When using control flow, it's possible to use a GetMetadata activity to retrieve a list of files in a blob storage account and then pass that list to a for each activity where the Sequential flag is false to process all files concurrently (in parallel) up to the max batch size according to the activities defined in the for each loop.
However, when reading about data flows in the following article from Microsoft (https://docs.microsoft.com/en-us/azure/data-factory/concepts-data-flow-column-pattern), they indicate the following:
A mapping data flow will execute better when the Source transformation iterates over multiple files instead of looping via the For Each activity. We recommend using wildcards or file lists in your source transformation. The Data Flow process will execute faster by allowing the looping to occur inside the Spark cluster. For more information, see Wildcarding in Source Transformation.
For example, if you have a list of data files from July 2019 that you wish to process in a folder in Blob Storage, below is a wildcard you can use in your Source transformation.
DateFiles/_201907.txt
By using wildcarding, your pipeline will only contain one Data Flow activity. This will perform better than a Lookup against the Blob Store that then iterates across all matched files using a ForEach with an Execute Data Flow activity inside.
Based on this finding, I have configured a data flow task where the source is a blob directory of files and it processes all files in that directory with no control loops. I do not, however, see any options to process files concurrently within the data flow.

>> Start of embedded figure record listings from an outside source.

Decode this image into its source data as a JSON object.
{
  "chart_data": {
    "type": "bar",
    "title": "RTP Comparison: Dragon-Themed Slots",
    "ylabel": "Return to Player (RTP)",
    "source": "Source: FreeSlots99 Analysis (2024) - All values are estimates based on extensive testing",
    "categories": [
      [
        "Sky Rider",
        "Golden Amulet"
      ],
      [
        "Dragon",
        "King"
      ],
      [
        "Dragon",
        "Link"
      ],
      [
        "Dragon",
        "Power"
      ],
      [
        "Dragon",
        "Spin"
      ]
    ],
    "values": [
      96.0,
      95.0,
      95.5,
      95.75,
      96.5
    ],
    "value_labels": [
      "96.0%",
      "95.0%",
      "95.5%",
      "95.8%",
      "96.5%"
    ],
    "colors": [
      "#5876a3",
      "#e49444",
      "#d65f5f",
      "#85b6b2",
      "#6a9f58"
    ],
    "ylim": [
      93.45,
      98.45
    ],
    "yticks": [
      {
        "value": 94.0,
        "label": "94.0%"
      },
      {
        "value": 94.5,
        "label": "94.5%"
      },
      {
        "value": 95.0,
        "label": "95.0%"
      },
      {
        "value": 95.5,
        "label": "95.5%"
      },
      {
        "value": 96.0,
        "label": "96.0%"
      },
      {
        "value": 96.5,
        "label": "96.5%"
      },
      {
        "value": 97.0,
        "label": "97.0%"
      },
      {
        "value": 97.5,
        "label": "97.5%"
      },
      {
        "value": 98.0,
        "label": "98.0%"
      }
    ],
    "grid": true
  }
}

I do, however, see an Optimize tab where you can set the partitioning option.
Is this option only for processing a single large file into multiple threads or does this control how many files it processes concurrently within the directory where the source is pointing?
Is the documentation assuming the for each control loop is set to "Sequential" (I can see why that would be true if it was, but having a hard time believing it if it's running one file at a time in the data flow)?